L’UE affirmait jusque-là que les cyberattaques provenaient " de l’intérieur de la Russie ", mais sans incriminer directement les autorités russes.

En coordination avec leurs alliés européens, les Etats-Unis ont rendu publique leur propre analyse, imputant ce piratage à Moscou.

Selon le chef de la diplomatie américaine Antony Blinken, l’attaque a " mis hors service des microstations terriennes en Ukraine et à travers l’Europe " qui font fonctionner notamment " des éoliennes " et " acheminent internet vers des citoyens ordinaires ".

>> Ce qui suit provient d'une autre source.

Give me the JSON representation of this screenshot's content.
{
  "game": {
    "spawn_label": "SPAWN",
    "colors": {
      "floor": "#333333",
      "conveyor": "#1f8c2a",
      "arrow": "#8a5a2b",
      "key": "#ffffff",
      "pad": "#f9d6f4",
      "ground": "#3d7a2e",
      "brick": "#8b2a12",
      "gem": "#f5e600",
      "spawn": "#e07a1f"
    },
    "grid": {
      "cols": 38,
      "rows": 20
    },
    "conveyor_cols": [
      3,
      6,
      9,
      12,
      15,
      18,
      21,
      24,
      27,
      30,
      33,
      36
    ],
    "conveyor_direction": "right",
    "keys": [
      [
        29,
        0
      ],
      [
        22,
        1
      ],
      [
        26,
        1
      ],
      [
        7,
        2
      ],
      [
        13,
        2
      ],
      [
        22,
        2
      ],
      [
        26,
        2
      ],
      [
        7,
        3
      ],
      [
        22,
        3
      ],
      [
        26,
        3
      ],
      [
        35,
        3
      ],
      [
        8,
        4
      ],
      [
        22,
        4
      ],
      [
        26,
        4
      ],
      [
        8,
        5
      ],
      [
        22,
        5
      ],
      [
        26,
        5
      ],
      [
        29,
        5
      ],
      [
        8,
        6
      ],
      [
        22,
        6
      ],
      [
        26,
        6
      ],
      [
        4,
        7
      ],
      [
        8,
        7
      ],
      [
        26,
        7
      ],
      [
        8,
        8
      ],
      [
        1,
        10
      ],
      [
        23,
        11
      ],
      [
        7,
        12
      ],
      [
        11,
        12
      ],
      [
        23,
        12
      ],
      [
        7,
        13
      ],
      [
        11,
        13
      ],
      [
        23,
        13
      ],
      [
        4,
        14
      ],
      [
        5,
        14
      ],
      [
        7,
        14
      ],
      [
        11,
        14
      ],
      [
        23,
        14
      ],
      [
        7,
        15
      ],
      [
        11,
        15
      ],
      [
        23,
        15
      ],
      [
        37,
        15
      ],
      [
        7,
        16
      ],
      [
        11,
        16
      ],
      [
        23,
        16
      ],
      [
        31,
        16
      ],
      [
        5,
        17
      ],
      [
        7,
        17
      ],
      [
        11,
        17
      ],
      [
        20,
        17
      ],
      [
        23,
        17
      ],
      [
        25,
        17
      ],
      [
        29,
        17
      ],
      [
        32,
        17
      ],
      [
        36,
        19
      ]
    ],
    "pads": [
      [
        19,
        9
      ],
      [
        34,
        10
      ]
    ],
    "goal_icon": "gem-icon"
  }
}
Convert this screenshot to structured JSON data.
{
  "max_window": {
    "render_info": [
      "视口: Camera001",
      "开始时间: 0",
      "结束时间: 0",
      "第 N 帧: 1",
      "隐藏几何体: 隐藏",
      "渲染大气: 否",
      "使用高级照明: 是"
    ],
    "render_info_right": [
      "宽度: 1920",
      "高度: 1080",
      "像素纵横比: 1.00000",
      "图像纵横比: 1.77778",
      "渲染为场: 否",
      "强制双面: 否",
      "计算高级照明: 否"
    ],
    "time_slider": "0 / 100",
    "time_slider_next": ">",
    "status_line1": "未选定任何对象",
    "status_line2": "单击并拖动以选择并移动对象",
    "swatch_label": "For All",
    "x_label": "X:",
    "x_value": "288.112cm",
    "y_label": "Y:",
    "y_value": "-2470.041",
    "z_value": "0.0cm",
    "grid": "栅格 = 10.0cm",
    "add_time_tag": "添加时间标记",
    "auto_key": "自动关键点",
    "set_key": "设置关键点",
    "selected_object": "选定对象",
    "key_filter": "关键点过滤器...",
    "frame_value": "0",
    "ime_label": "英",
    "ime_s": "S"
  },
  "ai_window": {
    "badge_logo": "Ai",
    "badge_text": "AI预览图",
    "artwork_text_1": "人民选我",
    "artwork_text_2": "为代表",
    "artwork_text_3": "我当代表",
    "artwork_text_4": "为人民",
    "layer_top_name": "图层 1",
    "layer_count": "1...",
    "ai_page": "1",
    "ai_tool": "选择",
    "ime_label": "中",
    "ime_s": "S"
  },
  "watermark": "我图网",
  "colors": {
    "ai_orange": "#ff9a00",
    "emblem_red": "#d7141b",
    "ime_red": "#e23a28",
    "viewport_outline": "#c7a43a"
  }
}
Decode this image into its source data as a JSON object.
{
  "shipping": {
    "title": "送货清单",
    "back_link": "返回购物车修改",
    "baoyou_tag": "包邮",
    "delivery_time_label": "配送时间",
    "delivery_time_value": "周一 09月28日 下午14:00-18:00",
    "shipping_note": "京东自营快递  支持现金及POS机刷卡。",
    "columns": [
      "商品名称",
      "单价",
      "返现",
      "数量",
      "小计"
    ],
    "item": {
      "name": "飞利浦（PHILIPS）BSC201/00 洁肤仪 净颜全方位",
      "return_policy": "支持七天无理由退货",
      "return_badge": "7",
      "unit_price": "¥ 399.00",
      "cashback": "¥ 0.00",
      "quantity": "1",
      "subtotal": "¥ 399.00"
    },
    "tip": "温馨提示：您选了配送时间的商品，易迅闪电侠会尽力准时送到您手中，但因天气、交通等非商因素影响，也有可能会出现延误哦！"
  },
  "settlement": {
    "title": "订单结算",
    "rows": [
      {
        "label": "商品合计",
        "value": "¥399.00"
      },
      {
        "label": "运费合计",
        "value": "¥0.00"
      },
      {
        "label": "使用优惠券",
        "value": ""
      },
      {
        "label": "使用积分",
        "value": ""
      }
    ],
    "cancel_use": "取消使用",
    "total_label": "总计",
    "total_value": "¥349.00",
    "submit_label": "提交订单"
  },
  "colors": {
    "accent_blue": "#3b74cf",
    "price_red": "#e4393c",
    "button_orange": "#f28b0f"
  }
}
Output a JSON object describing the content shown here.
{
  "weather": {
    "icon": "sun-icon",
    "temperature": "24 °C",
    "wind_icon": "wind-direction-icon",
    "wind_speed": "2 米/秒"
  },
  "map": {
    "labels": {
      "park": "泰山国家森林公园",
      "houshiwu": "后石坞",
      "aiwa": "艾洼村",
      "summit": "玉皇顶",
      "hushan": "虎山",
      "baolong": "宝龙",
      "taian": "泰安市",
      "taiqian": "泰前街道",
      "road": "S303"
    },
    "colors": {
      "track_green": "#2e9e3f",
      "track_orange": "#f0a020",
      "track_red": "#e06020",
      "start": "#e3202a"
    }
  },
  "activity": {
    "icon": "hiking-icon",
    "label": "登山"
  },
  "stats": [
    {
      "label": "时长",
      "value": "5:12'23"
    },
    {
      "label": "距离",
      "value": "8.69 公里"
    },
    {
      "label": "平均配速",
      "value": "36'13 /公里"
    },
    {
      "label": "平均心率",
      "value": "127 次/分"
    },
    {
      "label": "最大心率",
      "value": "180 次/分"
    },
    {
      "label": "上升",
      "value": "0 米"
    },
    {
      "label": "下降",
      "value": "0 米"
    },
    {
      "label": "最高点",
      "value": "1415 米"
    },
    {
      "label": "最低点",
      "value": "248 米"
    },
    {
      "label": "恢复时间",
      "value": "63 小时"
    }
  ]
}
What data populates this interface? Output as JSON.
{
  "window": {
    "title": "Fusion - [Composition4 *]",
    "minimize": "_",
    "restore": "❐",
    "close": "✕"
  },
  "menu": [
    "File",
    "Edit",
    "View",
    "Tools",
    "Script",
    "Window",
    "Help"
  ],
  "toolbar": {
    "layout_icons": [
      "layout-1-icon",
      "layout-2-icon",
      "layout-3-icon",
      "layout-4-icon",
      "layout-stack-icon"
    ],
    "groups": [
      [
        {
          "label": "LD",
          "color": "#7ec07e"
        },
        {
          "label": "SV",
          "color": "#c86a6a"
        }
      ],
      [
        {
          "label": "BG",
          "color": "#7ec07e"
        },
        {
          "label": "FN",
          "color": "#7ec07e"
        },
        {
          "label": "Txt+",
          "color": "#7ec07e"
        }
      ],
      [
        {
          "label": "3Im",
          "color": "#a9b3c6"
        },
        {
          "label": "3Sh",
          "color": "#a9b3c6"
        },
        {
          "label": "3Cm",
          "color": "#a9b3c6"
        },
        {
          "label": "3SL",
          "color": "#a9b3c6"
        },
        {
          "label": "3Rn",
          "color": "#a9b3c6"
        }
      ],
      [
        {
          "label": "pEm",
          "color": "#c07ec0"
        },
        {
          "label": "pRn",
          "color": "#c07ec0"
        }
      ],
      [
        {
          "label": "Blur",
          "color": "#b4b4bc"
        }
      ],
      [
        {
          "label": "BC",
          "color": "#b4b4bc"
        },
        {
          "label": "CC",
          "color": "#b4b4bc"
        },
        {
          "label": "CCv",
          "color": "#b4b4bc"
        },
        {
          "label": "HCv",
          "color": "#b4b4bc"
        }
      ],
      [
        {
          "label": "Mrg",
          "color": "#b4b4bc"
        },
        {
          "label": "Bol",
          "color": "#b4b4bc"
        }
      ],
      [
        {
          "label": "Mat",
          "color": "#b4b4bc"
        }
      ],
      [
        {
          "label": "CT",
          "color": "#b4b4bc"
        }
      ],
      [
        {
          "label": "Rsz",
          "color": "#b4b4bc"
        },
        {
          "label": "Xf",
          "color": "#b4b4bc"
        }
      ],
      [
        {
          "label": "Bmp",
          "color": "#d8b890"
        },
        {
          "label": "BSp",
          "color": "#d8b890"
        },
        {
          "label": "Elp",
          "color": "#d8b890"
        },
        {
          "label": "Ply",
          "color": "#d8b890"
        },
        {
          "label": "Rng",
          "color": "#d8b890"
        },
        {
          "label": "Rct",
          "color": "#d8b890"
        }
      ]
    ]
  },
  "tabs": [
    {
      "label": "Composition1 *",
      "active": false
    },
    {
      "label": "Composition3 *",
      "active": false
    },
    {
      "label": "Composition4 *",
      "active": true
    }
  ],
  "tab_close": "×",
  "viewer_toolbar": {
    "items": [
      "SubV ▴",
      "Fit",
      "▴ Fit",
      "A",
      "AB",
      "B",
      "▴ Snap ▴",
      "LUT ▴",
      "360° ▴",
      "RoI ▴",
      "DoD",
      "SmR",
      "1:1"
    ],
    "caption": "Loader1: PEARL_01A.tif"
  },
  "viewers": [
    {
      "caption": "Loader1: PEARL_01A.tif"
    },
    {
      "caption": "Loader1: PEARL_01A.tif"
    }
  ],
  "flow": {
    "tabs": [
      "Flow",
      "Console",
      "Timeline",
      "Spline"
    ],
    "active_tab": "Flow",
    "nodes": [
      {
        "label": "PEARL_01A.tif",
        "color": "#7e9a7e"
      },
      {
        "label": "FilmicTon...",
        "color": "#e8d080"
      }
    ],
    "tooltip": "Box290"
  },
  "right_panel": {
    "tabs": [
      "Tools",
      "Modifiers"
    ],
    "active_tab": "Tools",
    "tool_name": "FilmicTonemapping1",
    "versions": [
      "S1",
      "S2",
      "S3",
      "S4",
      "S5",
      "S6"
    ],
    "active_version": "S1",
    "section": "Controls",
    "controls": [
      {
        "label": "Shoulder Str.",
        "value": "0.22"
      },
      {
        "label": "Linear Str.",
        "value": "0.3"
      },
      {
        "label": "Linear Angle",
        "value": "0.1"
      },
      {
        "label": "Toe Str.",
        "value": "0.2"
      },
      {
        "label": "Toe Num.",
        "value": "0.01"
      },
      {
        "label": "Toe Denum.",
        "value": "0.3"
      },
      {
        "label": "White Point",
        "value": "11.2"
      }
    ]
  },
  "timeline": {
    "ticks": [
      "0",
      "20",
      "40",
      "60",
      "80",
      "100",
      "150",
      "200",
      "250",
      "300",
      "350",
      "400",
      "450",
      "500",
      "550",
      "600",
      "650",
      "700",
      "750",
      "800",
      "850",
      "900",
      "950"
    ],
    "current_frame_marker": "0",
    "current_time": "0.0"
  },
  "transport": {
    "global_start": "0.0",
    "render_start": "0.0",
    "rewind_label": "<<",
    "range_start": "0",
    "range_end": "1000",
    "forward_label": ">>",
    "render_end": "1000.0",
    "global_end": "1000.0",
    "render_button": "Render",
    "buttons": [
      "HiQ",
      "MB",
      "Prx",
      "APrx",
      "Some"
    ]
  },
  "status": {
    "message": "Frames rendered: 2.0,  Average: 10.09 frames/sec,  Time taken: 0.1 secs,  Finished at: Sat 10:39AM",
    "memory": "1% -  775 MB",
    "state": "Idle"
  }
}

Washington accuse aussi les cyberagents de l’armée russe d’avoir " déployé plusieurs familles de logiciels malveillants +wiper+ ", qui effacent toutes les données des ordinateurs visés, " dans les réseaux de l’administration et du secteur privé ukrainiens ".

" Ces cyberopérations déstabilisatrices ont commencé en janvier " et " se sont poursuivies pendant la guerre ", a ajouté le secrétaire d’Etat américain dans un communiqué.

" Il s’agit d’une preuve claire et choquante d’une attaque délibérée et malveillante de la Russie contre l’Ukraine, qui a eu des conséquences importantes sur les citoyens ordinaires et les entreprises en Ukraine et dans toute l’Europe ", a renchéri, la ministre des Affaires étrangères du Royaume-Uni, Liz Truss.

 

L’Union européenne envisage dans sa déclaration de " prendre de nouvelles mesures pour prévenir, décourager, dissuader et réagir à de tels comportements malveillants dans le cyberespace ", en coordination avec ses alliés.

Les Occidentaux promettent aussi de continuer à aider Kiev à renforcer ses cyberdéfenses.

L’attaque contre l’opérateur de satellites américain Viasat avait mis hors ligne des milliers d’utilisateurs d’Internet en Allemagne, en France, en Hongrie, en Grèce, en Italie et en Pologne.

" Viasat a déclaré que des dizaines de milliers de terminaux avaient été endommagés, rendus inutilisables et ne pouvaient pas être réparés ", a précisé le ministère britannique des Affaires étrangères.

La Russie a envahi son voisin pro-occidental aux premières heures du 24 février, cherchant à prendre la capitale, Kiev. L’assaut dure maintenant depuis plus de deux mois et la résistance des Ukrainiens a infligé de lourdes pertes à l’armée russe, obligée de recentrer son attaque sur l’est du pays.

Les militaires et les experts ont craint que la guerre menée par la Russie en Ukraine ne débouche sur une vague de cyberattaques dévastatrices susceptibles d’avoir un effet mondial. Mais le scénario du pire a été évité jusqu’à présent, car les attaques observées semblent être contenues dans leur impact et leur portée géographique.